Calcium and potassium are two essential dietary minerals that also act as electrolytes, or electrically charged ion particles, in your body. Calcium is necessary for lifetime skeletal development and repair. Potassium allows your heart to sustain a normal rhythm. Both minerals play a role in the transmission of nerve impulses and work with the other electrolytes to regulate a host of biochemical reactions. Decreased calcium or potassium can result from underlying health complications or poor dietary habits.
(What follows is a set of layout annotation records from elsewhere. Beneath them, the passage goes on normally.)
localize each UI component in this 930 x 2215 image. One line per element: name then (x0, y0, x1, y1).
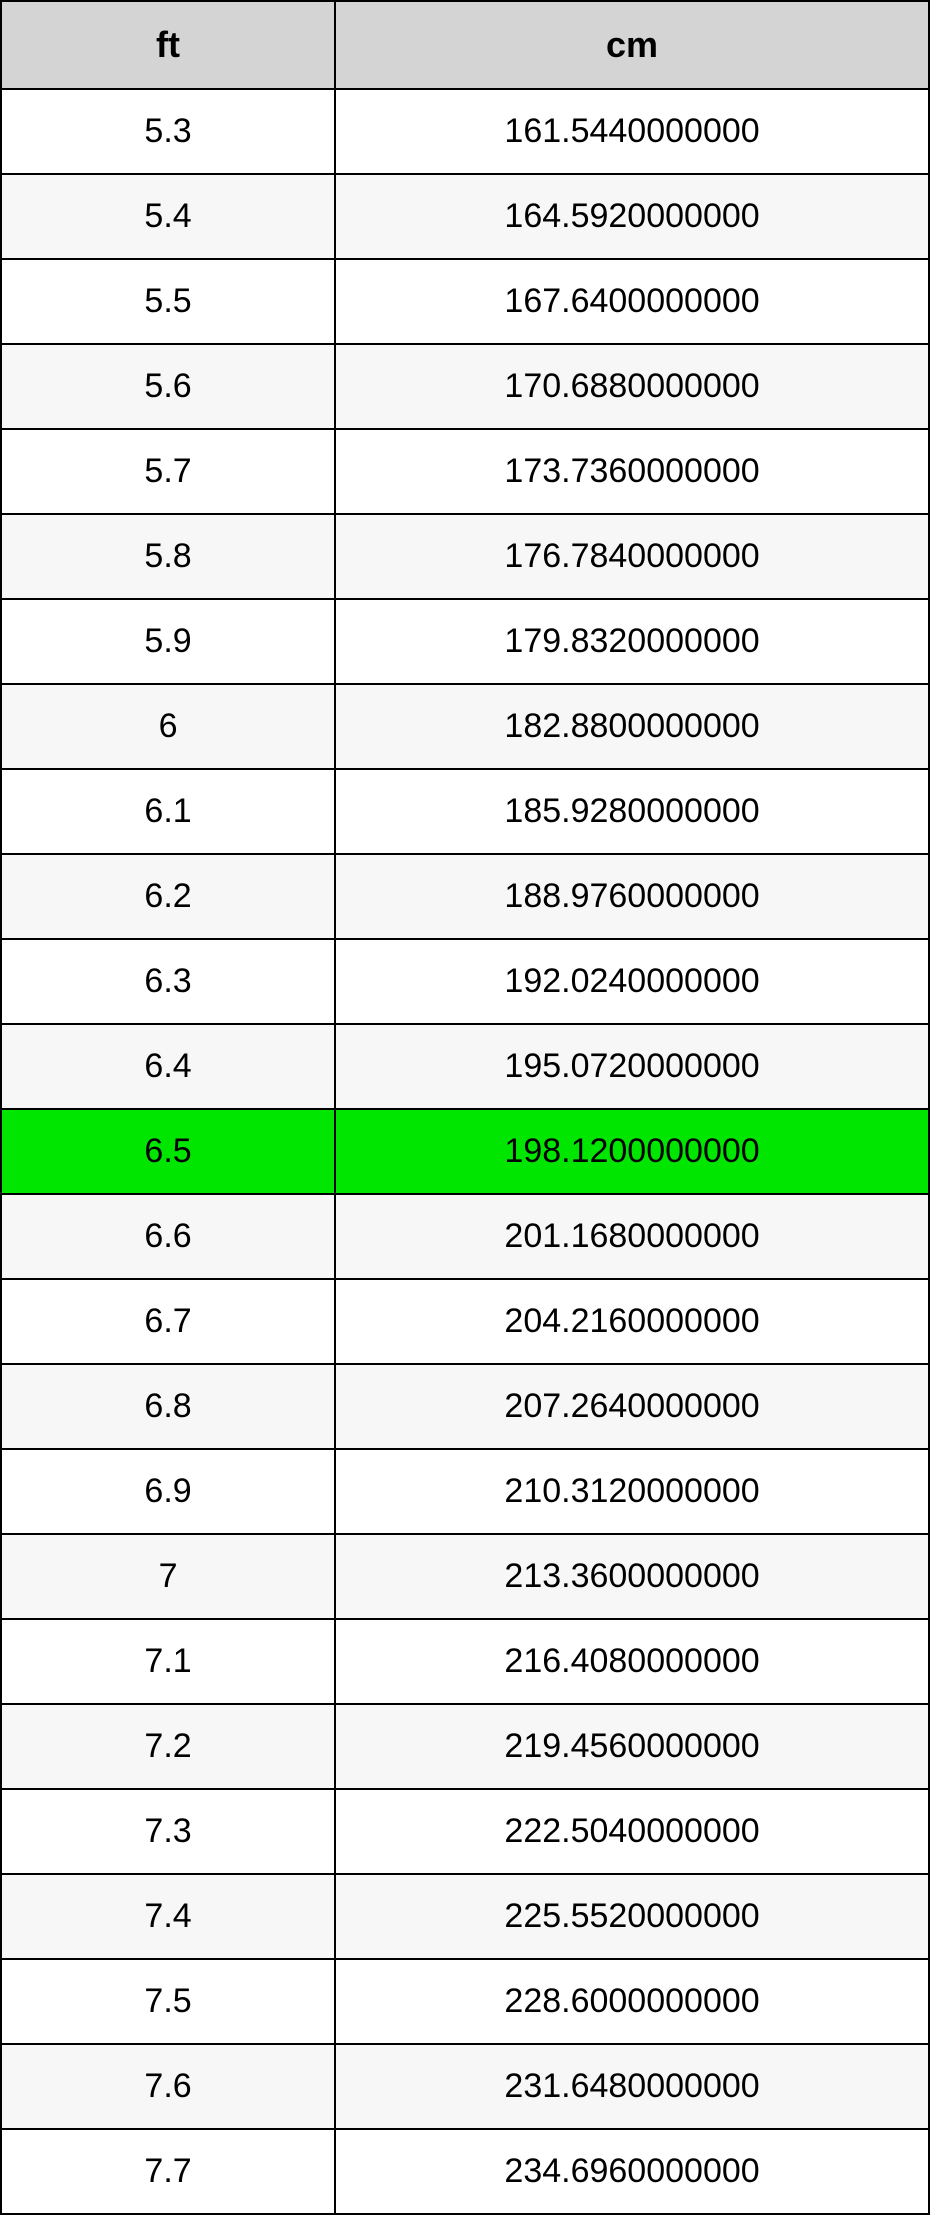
cell-ft: 6.1 (1, 769, 335, 854)
header-row: ft cm (1, 1, 929, 89)
conversion-table-container: ft cm 5.3161.54400000005.4164.5920000000… (0, 0, 930, 2215)
cell-ft: 5.6 (1, 344, 335, 429)
table-row: 7.1216.4080000000 (1, 1619, 929, 1704)
cell-cm: 228.6000000000 (335, 1959, 929, 2044)
cell-cm: 234.6960000000 (335, 2129, 929, 2214)
cell-cm: 210.3120000000 (335, 1449, 929, 1534)
cell-cm: 225.5520000000 (335, 1874, 929, 1959)
cell-cm: 213.3600000000 (335, 1534, 929, 1619)
cell-ft: 6.4 (1, 1024, 335, 1109)
cell-cm: 188.9760000000 (335, 854, 929, 939)
cell-cm: 222.5040000000 (335, 1789, 929, 1874)
table-body: 5.3161.54400000005.4164.59200000005.5167… (1, 89, 929, 2214)
cell-ft: 5.8 (1, 514, 335, 599)
cell-cm: 161.5440000000 (335, 89, 929, 174)
cell-cm: 173.7360000000 (335, 429, 929, 514)
table-row: 5.6170.6880000000 (1, 344, 929, 429)
conversion-table: ft cm 5.3161.54400000005.4164.5920000000… (0, 0, 930, 2215)
table-row: 7.5228.6000000000 (1, 1959, 929, 2044)
cell-ft: 6.2 (1, 854, 335, 939)
table-row: 6.2188.9760000000 (1, 854, 929, 939)
table-row: 6182.8800000000 (1, 684, 929, 769)
table-header: ft cm (1, 1, 929, 89)
cell-cm: 164.5920000000 (335, 174, 929, 259)
cell-cm: 182.8800000000 (335, 684, 929, 769)
table-row: 7.2219.4560000000 (1, 1704, 929, 1789)
cell-ft: 6.9 (1, 1449, 335, 1534)
cell-ft: 7.4 (1, 1874, 335, 1959)
table-row: 6.9210.3120000000 (1, 1449, 929, 1534)
cell-cm: 198.1200000000 (335, 1109, 929, 1194)
table-row: 7.4225.5520000000 (1, 1874, 929, 1959)
cell-cm: 216.4080000000 (335, 1619, 929, 1704)
cell-ft: 5.9 (1, 599, 335, 684)
table-row: 7213.3600000000 (1, 1534, 929, 1619)
cell-ft: 5.4 (1, 174, 335, 259)
table-row: 5.3161.5440000000 (1, 89, 929, 174)
table-row: 7.7234.6960000000 (1, 2129, 929, 2214)
table-row: 6.1185.9280000000 (1, 769, 929, 854)
table-row: 5.4164.5920000000 (1, 174, 929, 259)
cell-cm: 167.6400000000 (335, 259, 929, 344)
cell-cm: 192.0240000000 (335, 939, 929, 1024)
cell-ft: 5.7 (1, 429, 335, 514)
table-row: 5.7173.7360000000 (1, 429, 929, 514)
cell-ft: 7.5 (1, 1959, 335, 2044)
cell-ft: 7.7 (1, 2129, 335, 2214)
cell-ft: 6.8 (1, 1364, 335, 1449)
table-row: 6.8207.2640000000 (1, 1364, 929, 1449)
table-row: 7.3222.5040000000 (1, 1789, 929, 1874)
cell-ft: 7.1 (1, 1619, 335, 1704)
cell-ft: 5.5 (1, 259, 335, 344)
cell-ft: 7.2 (1, 1704, 335, 1789)
table-row: 7.6231.6480000000 (1, 2044, 929, 2129)
cell-ft: 6.6 (1, 1194, 335, 1279)
cell-cm: 201.1680000000 (335, 1194, 929, 1279)
cell-ft: 5.3 (1, 89, 335, 174)
table-row: 6.3192.0240000000 (1, 939, 929, 1024)
cell-cm: 179.8320000000 (335, 599, 929, 684)
table-row: 6.4195.0720000000 (1, 1024, 929, 1109)
cell-ft: 6.3 (1, 939, 335, 1024)
table-row: 6.5198.1200000000 (1, 1109, 929, 1194)
cell-ft: 6.5 (1, 1109, 335, 1194)
table-row: 5.8176.7840000000 (1, 514, 929, 599)
cell-cm: 204.2160000000 (335, 1279, 929, 1364)
cell-cm: 176.7840000000 (335, 514, 929, 599)
cell-ft: 6.7 (1, 1279, 335, 1364)
table-row: 6.7204.2160000000 (1, 1279, 929, 1364)
header-ft: ft (1, 1, 335, 89)
cell-cm: 219.4560000000 (335, 1704, 929, 1789)
header-cm: cm (335, 1, 929, 89)
cell-ft: 7.6 (1, 2044, 335, 2129)
cell-ft: 7 (1, 1534, 335, 1619)
cell-cm: 185.9280000000 (335, 769, 929, 854)
cell-cm: 231.6480000000 (335, 2044, 929, 2129)
cell-ft: 7.3 (1, 1789, 335, 1874)
cell-cm: 207.2640000000 (335, 1364, 929, 1449)
cell-cm: 195.0720000000 (335, 1024, 929, 1109)
table-row: 5.9179.8320000000 (1, 599, 929, 684)
cell-cm: 170.6880000000 (335, 344, 929, 429)
table-row: 5.5167.6400000000 (1, 259, 929, 344)
table-row: 6.6201.1680000000 (1, 1194, 929, 1279)
cell-ft: 6 (1, 684, 335, 769)
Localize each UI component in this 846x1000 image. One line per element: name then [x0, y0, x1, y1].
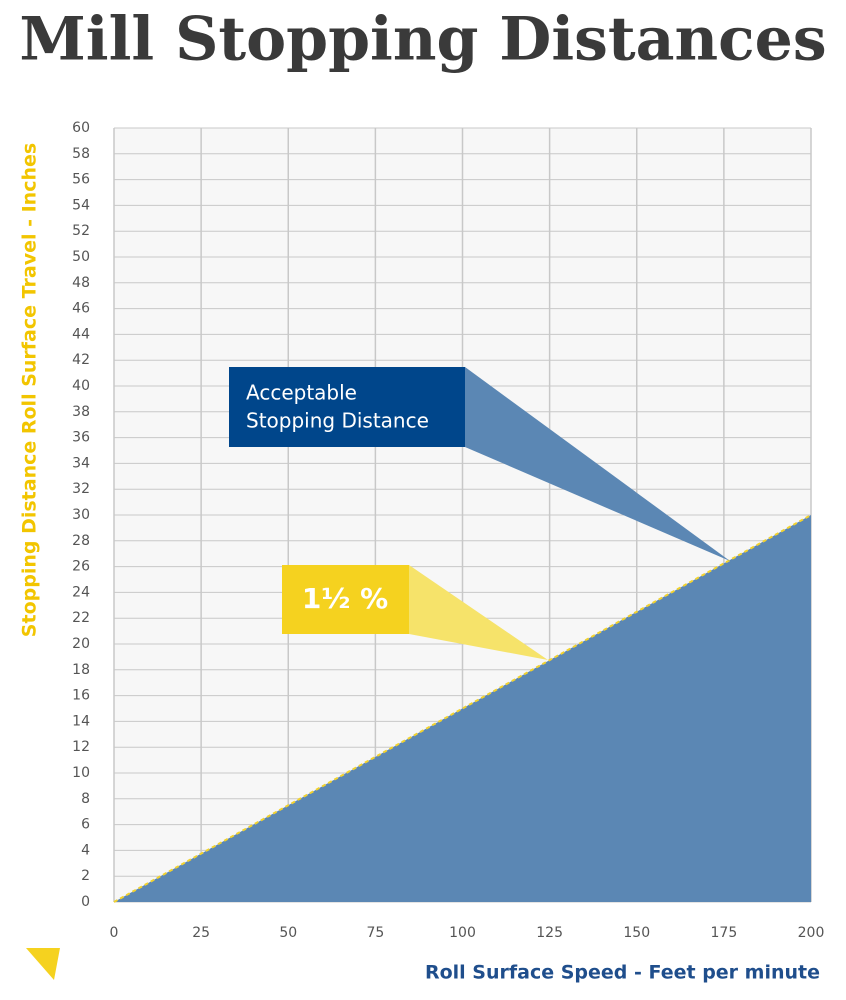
logo-icon: [26, 948, 54, 980]
y-tick-label: 32: [72, 481, 90, 497]
callout-box: [229, 367, 465, 447]
annotation-text: Acceptable: [246, 381, 357, 405]
y-tick-label: 24: [72, 584, 90, 600]
annotation-text: 1½ %: [302, 582, 388, 615]
callout-box: [282, 565, 409, 634]
x-tick-label: 150: [623, 925, 650, 941]
x-tick-label: 125: [536, 925, 563, 941]
x-tick-label: 75: [366, 925, 384, 941]
logo-icon: [26, 948, 60, 980]
y-tick-label: 30: [72, 507, 90, 523]
x-tick-label: 0: [110, 925, 119, 941]
x-tick-label: 50: [279, 925, 297, 941]
y-tick-label: 38: [72, 404, 90, 420]
callout-pointer: [409, 565, 548, 660]
x-tick-label: 200: [798, 925, 825, 941]
y-tick-label: 8: [81, 791, 90, 807]
y-tick-label: 18: [72, 662, 90, 678]
y-tick-label: 42: [72, 352, 90, 368]
y-tick-label: 34: [72, 455, 90, 471]
y-tick-label: 52: [72, 223, 90, 239]
y-tick-label: 10: [72, 765, 90, 781]
y-tick-label: 2: [81, 868, 90, 884]
y-tick-label: 48: [72, 275, 90, 291]
y-tick-label: 14: [72, 713, 90, 729]
y-tick-label: 16: [72, 688, 90, 704]
y-axis-label: Stopping Distance Roll Surface Travel - …: [19, 143, 41, 637]
x-tick-label: 175: [711, 925, 738, 941]
x-tick-label: 25: [192, 925, 210, 941]
x-axis-label: Roll Surface Speed - Feet per minute: [425, 962, 820, 984]
y-tick-label: 12: [72, 739, 90, 755]
callout-pointer: [465, 367, 730, 561]
y-tick-label: 54: [72, 197, 90, 213]
y-tick-label: 6: [81, 817, 90, 833]
y-tick-label: 56: [72, 172, 90, 188]
y-tick-label: 46: [72, 301, 90, 317]
y-tick-label: 36: [72, 430, 90, 446]
y-tick-label: 60: [72, 120, 90, 136]
y-tick-label: 58: [72, 146, 90, 162]
x-tick-label: 100: [449, 925, 476, 941]
annotation-text: Stopping Distance: [246, 409, 429, 433]
chart-title: Mill Stopping Distances: [19, 5, 826, 75]
y-tick-label: 0: [81, 894, 90, 910]
y-tick-label: 50: [72, 249, 90, 265]
y-tick-label: 22: [72, 610, 90, 626]
y-tick-label: 4: [81, 842, 90, 858]
y-tick-label: 28: [72, 533, 90, 549]
y-tick-label: 26: [72, 559, 90, 575]
y-tick-label: 44: [72, 326, 90, 342]
y-tick-label: 40: [72, 378, 90, 394]
y-tick-label: 20: [72, 636, 90, 652]
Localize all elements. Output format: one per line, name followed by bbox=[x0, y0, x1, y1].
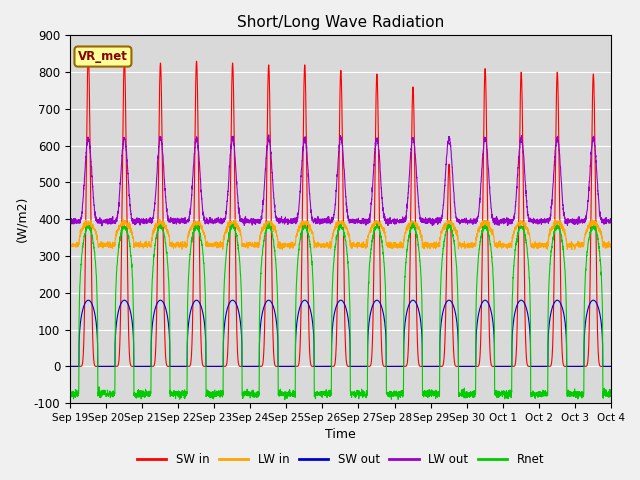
LW out bbox=[607, 219, 614, 225]
Rnet bbox=[66, 390, 74, 396]
LW in bbox=[571, 247, 579, 252]
SW out bbox=[182, 363, 189, 369]
LW out bbox=[182, 220, 190, 226]
LW out bbox=[607, 218, 614, 224]
Title: Short/Long Wave Radiation: Short/Long Wave Radiation bbox=[237, 15, 444, 30]
Rnet bbox=[182, 389, 189, 395]
Rnet bbox=[281, 396, 289, 402]
LW out bbox=[394, 216, 401, 222]
LW in bbox=[403, 224, 410, 230]
Rnet bbox=[410, 220, 417, 226]
SW out bbox=[217, 363, 225, 369]
LW in bbox=[607, 241, 614, 247]
Rnet bbox=[607, 391, 614, 396]
SW out bbox=[403, 311, 410, 316]
SW out bbox=[607, 363, 614, 369]
SW out bbox=[393, 363, 401, 369]
SW in bbox=[182, 363, 190, 369]
SW out bbox=[265, 297, 273, 303]
X-axis label: Time: Time bbox=[325, 429, 356, 442]
LW out bbox=[403, 208, 411, 214]
SW in bbox=[403, 363, 410, 369]
Y-axis label: (W/m2): (W/m2) bbox=[15, 196, 28, 242]
SW in bbox=[84, 51, 92, 57]
Line: LW out: LW out bbox=[70, 135, 611, 226]
Line: SW in: SW in bbox=[70, 54, 611, 366]
LW out bbox=[556, 153, 564, 159]
LW in bbox=[120, 216, 127, 222]
Line: Rnet: Rnet bbox=[70, 223, 611, 399]
Rnet bbox=[556, 227, 564, 233]
LW out bbox=[98, 223, 106, 229]
SW in bbox=[217, 363, 225, 369]
LW in bbox=[217, 241, 225, 247]
Legend: SW in, LW in, SW out, LW out, Rnet: SW in, LW in, SW out, LW out, Rnet bbox=[132, 448, 549, 471]
SW in bbox=[607, 363, 614, 369]
LW in bbox=[556, 221, 563, 227]
LW out bbox=[265, 132, 273, 138]
SW out bbox=[556, 299, 563, 305]
Rnet bbox=[217, 392, 225, 398]
LW in bbox=[66, 241, 74, 247]
Rnet bbox=[607, 392, 614, 397]
SW out bbox=[607, 363, 614, 369]
LW in bbox=[607, 242, 614, 248]
LW out bbox=[217, 217, 225, 223]
LW out bbox=[66, 218, 74, 224]
Rnet bbox=[393, 391, 401, 397]
SW in bbox=[556, 206, 563, 212]
SW in bbox=[66, 363, 74, 369]
Rnet bbox=[403, 252, 410, 257]
Line: LW in: LW in bbox=[70, 219, 611, 250]
Line: SW out: SW out bbox=[70, 300, 611, 366]
SW in bbox=[607, 363, 614, 369]
SW out bbox=[66, 363, 74, 369]
Text: VR_met: VR_met bbox=[78, 50, 128, 63]
LW in bbox=[182, 241, 190, 247]
LW in bbox=[393, 243, 401, 249]
SW in bbox=[393, 363, 401, 369]
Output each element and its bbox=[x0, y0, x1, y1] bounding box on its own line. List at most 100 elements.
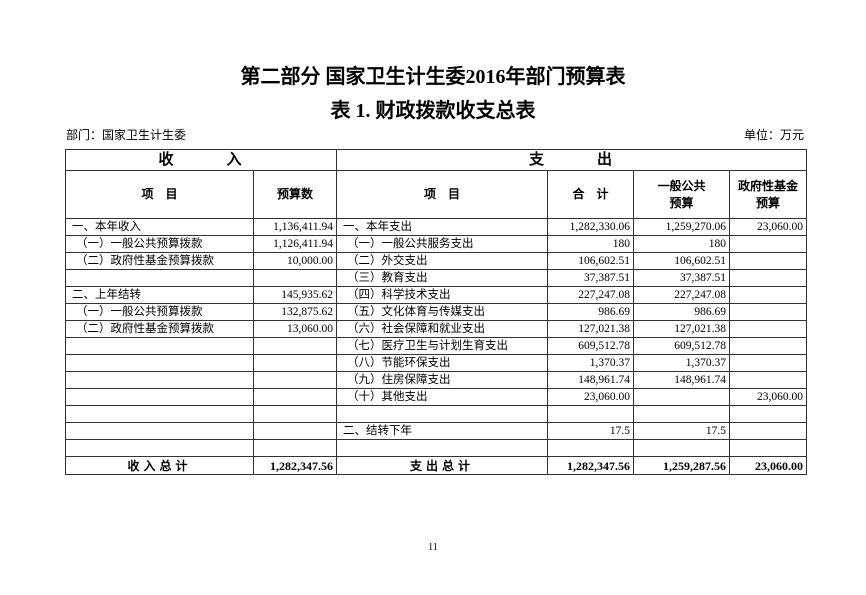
cell-in-amt bbox=[252, 422, 338, 440]
cell-general: 148,961.74 bbox=[633, 371, 731, 389]
total-in-label: 收入总计 bbox=[65, 456, 254, 475]
table-row: 一、本年收入 1,136,411.94 一、本年支出 1,282,330.06 1,25… bbox=[65, 218, 808, 236]
cell-general: 180 bbox=[633, 235, 731, 253]
cell-in-amt: 10,000.00 bbox=[252, 252, 338, 270]
table-row: 二、上年结转 145,935.62 （四）科学技术支出 227,247.08 227,2… bbox=[65, 286, 808, 304]
table-row: （一）一般公共预算拨款 132,875.62 （五）文化体育与传媒支出 986.69 9… bbox=[65, 303, 808, 321]
cell-in-amt bbox=[252, 337, 338, 355]
cell-general: 127,021.38 bbox=[633, 320, 731, 338]
cell-general: 1,370.37 bbox=[633, 354, 731, 372]
cell-total: 227,247.08 bbox=[547, 286, 635, 304]
cell-fund: 23,060.00 bbox=[729, 218, 808, 236]
cell-total: 23,060.00 bbox=[547, 388, 635, 406]
cell-in-amt: 1,126,411.94 bbox=[252, 235, 338, 253]
cell-fund bbox=[729, 405, 808, 423]
cell-general: 37,387.51 bbox=[633, 269, 731, 287]
header-row: 项 目 预算数 项 目 合 计 一般公共 预算 政府性基金 预算 bbox=[65, 170, 808, 219]
cell-fund bbox=[729, 354, 808, 372]
cell-fund bbox=[729, 269, 808, 287]
cell-total: 37,387.51 bbox=[547, 269, 635, 287]
cell-total: 17.5 bbox=[547, 422, 635, 440]
income-header: 收 入 bbox=[64, 149, 338, 171]
table-title: 表 1. 财政拨款收支总表 bbox=[330, 100, 536, 122]
table-row: （一）一般公共预算拨款 1,126,411.94 （一）一般公共服务支出 180 180 bbox=[65, 235, 808, 253]
cell-in-item bbox=[65, 388, 254, 406]
cell-general bbox=[633, 439, 731, 457]
cell-total: 106,602.51 bbox=[547, 252, 635, 270]
cell-total: 1,282,330.06 bbox=[547, 218, 635, 236]
cell-out-item: 二、结转下年 bbox=[336, 422, 549, 440]
total-general: 1,259,287.56 bbox=[633, 456, 731, 475]
page-number: 11 bbox=[428, 542, 438, 553]
total-out-label: 支出总计 bbox=[336, 456, 549, 475]
cell-general: 17.5 bbox=[633, 422, 731, 440]
unit-label: 单位：万元 bbox=[743, 128, 804, 142]
cell-out-item: （八）节能环保支出 bbox=[336, 354, 549, 372]
cell-in-amt: 1,136,411.94 bbox=[252, 218, 338, 236]
cell-in-item bbox=[65, 371, 254, 389]
table-row bbox=[65, 439, 808, 457]
table-row: （七）医疗卫生与计划生育支出 609,512.78 609,512.78 bbox=[65, 337, 808, 355]
cell-out-item: 一、本年支出 bbox=[336, 218, 549, 236]
table-row: （八）节能环保支出 1,370.37 1,370.37 bbox=[65, 354, 808, 372]
table-row: （九）住房保障支出 148,961.74 148,961.74 bbox=[65, 371, 808, 389]
table-row: （十）其他支出 23,060.00 23,060.00 bbox=[65, 388, 808, 406]
cell-in-item: 二、上年结转 bbox=[65, 286, 254, 304]
header-row-group: 收 入 支 出 bbox=[64, 149, 808, 171]
table-row bbox=[65, 405, 808, 423]
cell-out-item: （一）一般公共服务支出 bbox=[336, 235, 549, 253]
cell-general: 1,259,270.06 bbox=[633, 218, 731, 236]
cell-general: 609,512.78 bbox=[633, 337, 731, 355]
cell-in-amt bbox=[252, 439, 338, 457]
total-in-amt: 1,282,347.56 bbox=[252, 456, 338, 475]
cell-in-item bbox=[65, 269, 254, 287]
cell-general: 227,247.08 bbox=[633, 286, 731, 304]
cell-in-item: （一）一般公共预算拨款 bbox=[65, 303, 254, 321]
col-header-item2: 项 目 bbox=[336, 170, 549, 219]
cell-fund bbox=[729, 320, 808, 338]
cell-out-item: （四）科学技术支出 bbox=[336, 286, 549, 304]
col-header-total: 合 计 bbox=[547, 170, 635, 219]
cell-fund bbox=[729, 286, 808, 304]
cell-in-item bbox=[65, 439, 254, 457]
cell-in-item bbox=[65, 422, 254, 440]
cell-general: 986.69 bbox=[633, 303, 731, 321]
cell-in-amt bbox=[252, 269, 338, 287]
cell-total bbox=[547, 439, 635, 457]
cell-in-item: （一）一般公共预算拨款 bbox=[65, 235, 254, 253]
totals-row: 收入总计 1,282,347.56 支出总计 1,282,347.56 1,259,28… bbox=[65, 456, 808, 475]
total-fund: 23,060.00 bbox=[729, 456, 808, 475]
col-header-fund: 政府性基金 预算 bbox=[729, 170, 808, 219]
table-row: （二）政府性基金预算拨款 13,060.00 （六）社会保障和就业支出 127,021… bbox=[65, 320, 808, 338]
cell-total: 127,021.38 bbox=[547, 320, 635, 338]
cell-in-amt bbox=[252, 388, 338, 406]
cell-fund bbox=[729, 303, 808, 321]
cell-out-item: （九）住房保障支出 bbox=[336, 371, 549, 389]
cell-fund: 23,060.00 bbox=[729, 388, 808, 406]
cell-total: 609,512.78 bbox=[547, 337, 635, 355]
cell-fund bbox=[729, 422, 808, 440]
cell-out-item bbox=[336, 439, 549, 457]
cell-general: 106,602.51 bbox=[633, 252, 731, 270]
cell-in-item bbox=[65, 405, 254, 423]
cell-in-amt bbox=[252, 354, 338, 372]
department-label: 部门：国家卫生计生委 bbox=[66, 128, 187, 142]
cell-in-item: （二）政府性基金预算拨款 bbox=[65, 252, 254, 270]
cell-out-item: （十）其他支出 bbox=[336, 388, 549, 406]
cell-total: 180 bbox=[547, 235, 635, 253]
cell-fund bbox=[729, 337, 808, 355]
cell-general bbox=[633, 405, 731, 423]
cell-in-item bbox=[65, 354, 254, 372]
col-header-item: 项 目 bbox=[65, 170, 254, 219]
cell-in-amt: 145,935.62 bbox=[252, 286, 338, 304]
cell-out-item: （五）文化体育与传媒支出 bbox=[336, 303, 549, 321]
cell-total: 148,961.74 bbox=[547, 371, 635, 389]
cell-in-amt bbox=[252, 405, 338, 423]
cell-general bbox=[633, 388, 731, 406]
cell-total: 986.69 bbox=[547, 303, 635, 321]
col-header-budget: 预算数 bbox=[252, 170, 338, 219]
page-title: 第二部分 国家卫生计生委2016年部门预算表 bbox=[240, 66, 626, 88]
cell-fund bbox=[729, 371, 808, 389]
cell-in-amt bbox=[252, 371, 338, 389]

Kidneys, Calcium and Potassium
The kidneys act as a filtration system to distribute electrolytes to your cells as needed and process the excess out of your body via the urinary tract. Healthy kidneys are the crux in maintaining adequate calcium, potassium and fluid levels. If you have good dietary habits and get your daily mineral needs met, the kidneys function properly to sustain electrolyte balance. However, damage to your kidneys cause disruptions in the filtration process and can lead to extremely low calcium or potassium levels or the opposite. Potential causes of poor kidney function include chronic alcoholism, poorly managed diabetes or high blood pressure, autoimmune disorders or infection.
Low Calcium
Calcium is the most abundant mineral in your body. When calcium levels are too low in your bloodstream, your body borrows, or demineralizes, calcium from bone. Low blood calcium levels are generally the result of chronic kidney failure, deficiency of vitamin D, which is important for the absorption of calcium, or a magnesium deficiency. Other contributors to low calcium, or hypokalemia, typically result from items that make it harder for calcium to properly absorb like high phosphate levels from excessive soda consumption or use of diuretic medications that cause increased urinary output of calcium. The daily recommended intake of calcium in your diet is 1,000 to 1,200 mg.
Low Potassium
Potassium loss due to low blood levels, or hypokalemia, can result from kidney disease but diuretic medications, severe vomiting or diarrhea, laxative abuse and congestive heart failure also increase the risk of the condition. Symptoms of hypokalemia include fatigue, weakness, cramping and constipation. Endurance athletes can experience acute bouts of low potassium from prolonged exercise due to extreme fluid loss from sweat. Severe cases of hypokalemia can be life-threatening and warrant immediate medical attention. Your recommended daily intake of dietary potassium is 4,700 mg.
Preventing Low Calcium and Potassium
A well-balanced diet that includes low-fat dairy, fresh produce, whole grains, beans, nuts and lean protein can provide you the necessary nutrients needed to keep your calcium and potassium levels stable. If you have a chronic health conditions like diabetes or heart disease, you are susceptible to kidney problems and should get regular health exams to prevent complications. Stay properly hydrated before, during and after exercise for adequate fluid balance and limit your consumption of sodas or use of laxatives. Supplements are generally not necessary to maintain calcium and potassium levels, however, if you choose to use them, consult your physician first.